Puan kaybına kesinlikle tahammül yoktu. Yani kazanmak şarttı. Ama böylesine hayati önem taşıyan maça siyah beyazlı futbolcuların gerektiği şekilde konsantre olduğunu söylemek mümkün değildi. Daha ilk dakikadan itibaren orta sahada doğru dürüst organize olamayan Beşiktaş, bunun sonucunda hem savunmada hem ofansta sorunlar yaşadı. Bodo/ Glimt tıpkı ilk maçtaki gibi çok kolay pozisyonlara girdi. Özellikle tamamlanamayan hücumlar ve ikinci topların kaybedilmesi, Beşiktaş açısından oyunu kâbusa çevirdi.

BU TAKIMDA OYNAYAMAZ

Daniel Amartey’in bu takımın stoperi olmadığı, oynamaması gerektiği ilk günden belliydi. Kötü performansıyla Şenol Güneş’in istifasında büyük payı olan Amartey dün de Eric Bailly’nin sakatlığı sonrası girdiği maçta ilk golü rakibe resmen hediye etti. Çevre kontrolü yapmaması sonucu boşta kalan Moumbagna, Amertey’in bu hatasını affetmedi ve Bodo’yu 1-0 öne geçiren golü attı. İlk yarıda Bailly’nin sakatlanıp çıkması bana göre bu maçın dönüm noktasıydı.

OYUNCULARIN DA KAFASI SEÇİMDE

Beşiktaş’ın sadece bonservisine 4.5 milyon Euro ödediği, başkan Ahmet Nur Çebi’nin sürekli övgüyle bahsettiği Bakhtiyar Zaynutdinov dün akşam saman alevi gibiydi.

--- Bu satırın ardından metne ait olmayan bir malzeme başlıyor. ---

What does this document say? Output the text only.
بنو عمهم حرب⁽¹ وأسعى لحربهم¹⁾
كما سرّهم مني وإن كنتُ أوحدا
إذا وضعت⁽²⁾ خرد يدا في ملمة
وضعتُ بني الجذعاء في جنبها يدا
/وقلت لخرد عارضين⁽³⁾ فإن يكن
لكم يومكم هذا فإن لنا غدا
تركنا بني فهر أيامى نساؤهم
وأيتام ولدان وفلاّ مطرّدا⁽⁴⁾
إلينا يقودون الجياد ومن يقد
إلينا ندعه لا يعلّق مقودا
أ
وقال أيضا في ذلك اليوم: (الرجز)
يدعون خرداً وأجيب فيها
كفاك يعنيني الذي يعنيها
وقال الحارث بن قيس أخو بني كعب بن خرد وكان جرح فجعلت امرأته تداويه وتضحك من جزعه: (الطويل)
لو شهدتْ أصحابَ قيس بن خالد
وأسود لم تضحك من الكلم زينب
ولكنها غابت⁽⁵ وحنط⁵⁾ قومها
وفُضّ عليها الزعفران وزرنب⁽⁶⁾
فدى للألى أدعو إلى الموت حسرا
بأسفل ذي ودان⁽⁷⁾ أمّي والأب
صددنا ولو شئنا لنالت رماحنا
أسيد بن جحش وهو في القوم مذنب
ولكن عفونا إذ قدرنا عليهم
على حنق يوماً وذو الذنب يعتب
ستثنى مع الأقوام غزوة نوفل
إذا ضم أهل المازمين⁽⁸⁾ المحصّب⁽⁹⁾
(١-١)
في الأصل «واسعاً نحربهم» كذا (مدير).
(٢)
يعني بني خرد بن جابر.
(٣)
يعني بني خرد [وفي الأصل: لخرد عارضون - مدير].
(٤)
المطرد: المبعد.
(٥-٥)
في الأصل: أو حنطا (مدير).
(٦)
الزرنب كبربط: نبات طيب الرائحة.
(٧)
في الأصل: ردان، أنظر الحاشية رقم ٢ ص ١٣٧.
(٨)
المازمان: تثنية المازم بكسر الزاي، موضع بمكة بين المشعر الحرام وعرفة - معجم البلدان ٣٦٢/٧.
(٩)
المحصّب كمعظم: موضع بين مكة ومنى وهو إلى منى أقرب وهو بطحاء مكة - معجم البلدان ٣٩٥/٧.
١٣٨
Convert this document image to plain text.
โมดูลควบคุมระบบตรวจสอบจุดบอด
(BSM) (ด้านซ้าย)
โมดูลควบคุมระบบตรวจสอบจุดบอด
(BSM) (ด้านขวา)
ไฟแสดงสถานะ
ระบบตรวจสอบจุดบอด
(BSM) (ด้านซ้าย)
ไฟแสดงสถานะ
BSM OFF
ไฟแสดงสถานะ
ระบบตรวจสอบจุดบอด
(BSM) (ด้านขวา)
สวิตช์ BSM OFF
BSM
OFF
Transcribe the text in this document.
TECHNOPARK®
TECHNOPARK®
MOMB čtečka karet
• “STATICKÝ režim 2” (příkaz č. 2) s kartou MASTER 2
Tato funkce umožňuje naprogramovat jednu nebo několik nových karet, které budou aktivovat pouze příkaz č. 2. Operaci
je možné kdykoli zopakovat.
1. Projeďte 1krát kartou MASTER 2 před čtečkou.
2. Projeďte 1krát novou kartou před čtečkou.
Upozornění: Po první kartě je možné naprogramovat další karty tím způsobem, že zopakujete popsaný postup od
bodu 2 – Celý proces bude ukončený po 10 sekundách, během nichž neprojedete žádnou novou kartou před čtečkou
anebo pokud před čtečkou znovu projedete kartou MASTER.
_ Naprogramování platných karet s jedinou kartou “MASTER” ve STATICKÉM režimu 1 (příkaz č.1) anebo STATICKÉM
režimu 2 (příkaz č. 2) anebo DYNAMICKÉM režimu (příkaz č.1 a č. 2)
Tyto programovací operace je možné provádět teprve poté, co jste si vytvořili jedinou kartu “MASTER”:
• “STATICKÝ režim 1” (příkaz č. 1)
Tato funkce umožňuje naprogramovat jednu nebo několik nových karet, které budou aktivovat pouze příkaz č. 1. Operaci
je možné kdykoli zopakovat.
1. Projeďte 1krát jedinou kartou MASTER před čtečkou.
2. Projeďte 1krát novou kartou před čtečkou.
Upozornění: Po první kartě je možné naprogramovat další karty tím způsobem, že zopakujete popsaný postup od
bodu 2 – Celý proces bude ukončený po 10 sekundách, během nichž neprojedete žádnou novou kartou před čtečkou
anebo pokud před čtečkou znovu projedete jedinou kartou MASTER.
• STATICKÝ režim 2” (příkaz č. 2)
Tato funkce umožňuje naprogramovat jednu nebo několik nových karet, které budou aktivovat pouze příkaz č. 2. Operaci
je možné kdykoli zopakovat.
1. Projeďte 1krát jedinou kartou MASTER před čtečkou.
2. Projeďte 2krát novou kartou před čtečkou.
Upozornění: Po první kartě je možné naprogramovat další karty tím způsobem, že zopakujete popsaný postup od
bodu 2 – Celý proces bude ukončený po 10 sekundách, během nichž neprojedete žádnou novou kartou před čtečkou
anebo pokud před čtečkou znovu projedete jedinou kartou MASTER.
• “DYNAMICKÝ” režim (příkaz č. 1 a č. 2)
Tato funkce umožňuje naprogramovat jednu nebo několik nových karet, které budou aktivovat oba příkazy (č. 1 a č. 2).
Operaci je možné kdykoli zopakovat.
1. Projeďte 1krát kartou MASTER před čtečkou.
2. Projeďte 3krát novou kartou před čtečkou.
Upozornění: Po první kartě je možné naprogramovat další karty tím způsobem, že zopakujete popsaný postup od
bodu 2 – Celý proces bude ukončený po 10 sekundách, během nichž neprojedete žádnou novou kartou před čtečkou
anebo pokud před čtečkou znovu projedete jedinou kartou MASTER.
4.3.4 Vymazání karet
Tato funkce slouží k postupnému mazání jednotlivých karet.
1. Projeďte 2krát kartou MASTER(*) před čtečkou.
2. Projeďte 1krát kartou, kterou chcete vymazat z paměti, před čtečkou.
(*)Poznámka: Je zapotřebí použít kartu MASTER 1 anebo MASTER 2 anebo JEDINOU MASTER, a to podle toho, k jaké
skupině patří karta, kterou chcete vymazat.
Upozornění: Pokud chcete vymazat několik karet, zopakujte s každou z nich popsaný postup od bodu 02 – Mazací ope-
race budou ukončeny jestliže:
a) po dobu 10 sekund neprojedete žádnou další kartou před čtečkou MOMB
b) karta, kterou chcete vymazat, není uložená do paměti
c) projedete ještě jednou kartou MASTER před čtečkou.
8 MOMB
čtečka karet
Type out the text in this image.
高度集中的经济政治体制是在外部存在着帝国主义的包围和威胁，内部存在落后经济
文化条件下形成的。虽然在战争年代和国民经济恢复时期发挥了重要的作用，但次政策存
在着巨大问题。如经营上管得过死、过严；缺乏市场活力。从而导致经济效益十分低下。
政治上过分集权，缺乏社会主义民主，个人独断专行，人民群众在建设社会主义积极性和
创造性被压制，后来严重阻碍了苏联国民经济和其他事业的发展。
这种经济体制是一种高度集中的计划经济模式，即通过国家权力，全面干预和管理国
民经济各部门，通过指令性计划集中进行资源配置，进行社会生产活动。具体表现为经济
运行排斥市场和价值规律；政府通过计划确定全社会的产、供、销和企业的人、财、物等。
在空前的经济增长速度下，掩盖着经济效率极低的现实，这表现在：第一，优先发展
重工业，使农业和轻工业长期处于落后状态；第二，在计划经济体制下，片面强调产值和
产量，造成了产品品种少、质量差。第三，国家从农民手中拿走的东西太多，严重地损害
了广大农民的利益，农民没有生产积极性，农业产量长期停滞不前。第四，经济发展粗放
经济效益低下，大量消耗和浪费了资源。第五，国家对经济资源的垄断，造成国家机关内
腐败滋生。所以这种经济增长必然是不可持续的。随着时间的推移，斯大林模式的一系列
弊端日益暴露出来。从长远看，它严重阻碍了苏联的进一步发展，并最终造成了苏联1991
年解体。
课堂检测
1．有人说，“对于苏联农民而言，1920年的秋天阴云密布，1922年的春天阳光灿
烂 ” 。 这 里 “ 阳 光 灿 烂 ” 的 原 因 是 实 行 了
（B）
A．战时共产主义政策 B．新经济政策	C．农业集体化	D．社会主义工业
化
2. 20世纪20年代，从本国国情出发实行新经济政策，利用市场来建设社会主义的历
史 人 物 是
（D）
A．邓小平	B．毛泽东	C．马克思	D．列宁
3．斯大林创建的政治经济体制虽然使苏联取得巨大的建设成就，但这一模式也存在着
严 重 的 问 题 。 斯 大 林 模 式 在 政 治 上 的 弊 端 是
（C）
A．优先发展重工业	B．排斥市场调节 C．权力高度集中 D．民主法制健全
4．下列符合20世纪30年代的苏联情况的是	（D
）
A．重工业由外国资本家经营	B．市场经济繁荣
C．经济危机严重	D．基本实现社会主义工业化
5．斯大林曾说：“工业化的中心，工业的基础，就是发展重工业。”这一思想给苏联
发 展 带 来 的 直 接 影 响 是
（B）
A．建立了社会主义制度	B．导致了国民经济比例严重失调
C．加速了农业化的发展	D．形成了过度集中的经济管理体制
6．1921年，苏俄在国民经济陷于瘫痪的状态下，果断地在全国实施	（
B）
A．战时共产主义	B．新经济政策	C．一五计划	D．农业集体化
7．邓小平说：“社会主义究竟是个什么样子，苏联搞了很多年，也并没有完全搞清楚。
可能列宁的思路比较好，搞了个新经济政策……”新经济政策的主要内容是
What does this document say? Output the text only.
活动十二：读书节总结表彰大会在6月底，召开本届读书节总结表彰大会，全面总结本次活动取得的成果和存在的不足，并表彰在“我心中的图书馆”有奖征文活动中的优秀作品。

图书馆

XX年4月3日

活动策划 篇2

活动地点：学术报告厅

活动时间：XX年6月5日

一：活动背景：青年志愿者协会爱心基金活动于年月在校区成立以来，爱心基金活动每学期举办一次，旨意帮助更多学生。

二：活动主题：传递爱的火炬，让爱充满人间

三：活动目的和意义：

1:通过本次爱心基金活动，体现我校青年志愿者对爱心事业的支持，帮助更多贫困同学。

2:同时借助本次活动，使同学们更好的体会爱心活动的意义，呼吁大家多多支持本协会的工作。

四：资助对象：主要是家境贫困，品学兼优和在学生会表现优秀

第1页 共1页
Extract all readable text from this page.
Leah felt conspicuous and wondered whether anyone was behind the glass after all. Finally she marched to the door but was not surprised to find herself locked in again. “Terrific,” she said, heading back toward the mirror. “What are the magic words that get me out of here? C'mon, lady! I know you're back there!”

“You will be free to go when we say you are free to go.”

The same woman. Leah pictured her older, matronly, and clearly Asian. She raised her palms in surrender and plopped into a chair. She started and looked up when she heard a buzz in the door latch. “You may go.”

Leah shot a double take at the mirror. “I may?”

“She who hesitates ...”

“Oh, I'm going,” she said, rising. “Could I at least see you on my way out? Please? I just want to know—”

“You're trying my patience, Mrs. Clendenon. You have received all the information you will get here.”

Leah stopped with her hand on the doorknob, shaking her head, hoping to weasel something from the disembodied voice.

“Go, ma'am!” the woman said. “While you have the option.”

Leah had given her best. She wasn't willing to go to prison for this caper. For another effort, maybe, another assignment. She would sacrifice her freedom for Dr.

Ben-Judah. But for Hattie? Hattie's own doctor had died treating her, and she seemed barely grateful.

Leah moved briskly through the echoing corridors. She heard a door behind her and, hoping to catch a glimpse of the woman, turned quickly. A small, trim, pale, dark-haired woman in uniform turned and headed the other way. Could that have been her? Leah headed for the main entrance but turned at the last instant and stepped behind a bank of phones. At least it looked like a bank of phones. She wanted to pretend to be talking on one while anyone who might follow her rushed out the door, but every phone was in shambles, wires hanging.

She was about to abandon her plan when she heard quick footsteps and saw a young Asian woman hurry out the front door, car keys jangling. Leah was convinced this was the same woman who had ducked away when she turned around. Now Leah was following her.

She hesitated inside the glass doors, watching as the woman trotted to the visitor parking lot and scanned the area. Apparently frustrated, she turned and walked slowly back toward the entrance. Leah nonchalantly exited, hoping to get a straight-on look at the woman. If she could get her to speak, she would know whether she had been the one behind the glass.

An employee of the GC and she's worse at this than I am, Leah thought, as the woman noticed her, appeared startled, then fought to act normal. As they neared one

Zaman zaman iyi işler yaptı ama skora etki edemeyince devre arası oyundan alındı.

Yerine giren Tayfur Bingöl, çalışkanlığıyla orta sahaya dinamizm katarken, şahane bir gol attı. Sahanın kötülerinden Milot Rashica’nın yerine giren Ante Rebic de en iyi maçlarından birini oynadı.

Sonuçta Beşiktaş bir kez daha kaybetti. Dünkü maç gösterdi ki, siyah beyazlılarda sadece taraftarların değil, futbolcuların da aklı başkanlık seçiminde. Yeni seçilecek başkanla birlikte teknik direktörün değişecek olması, belli ki oyuncuların zihinlerini bir hayli meşgul ediyor ve bu da sahaya yansıyor.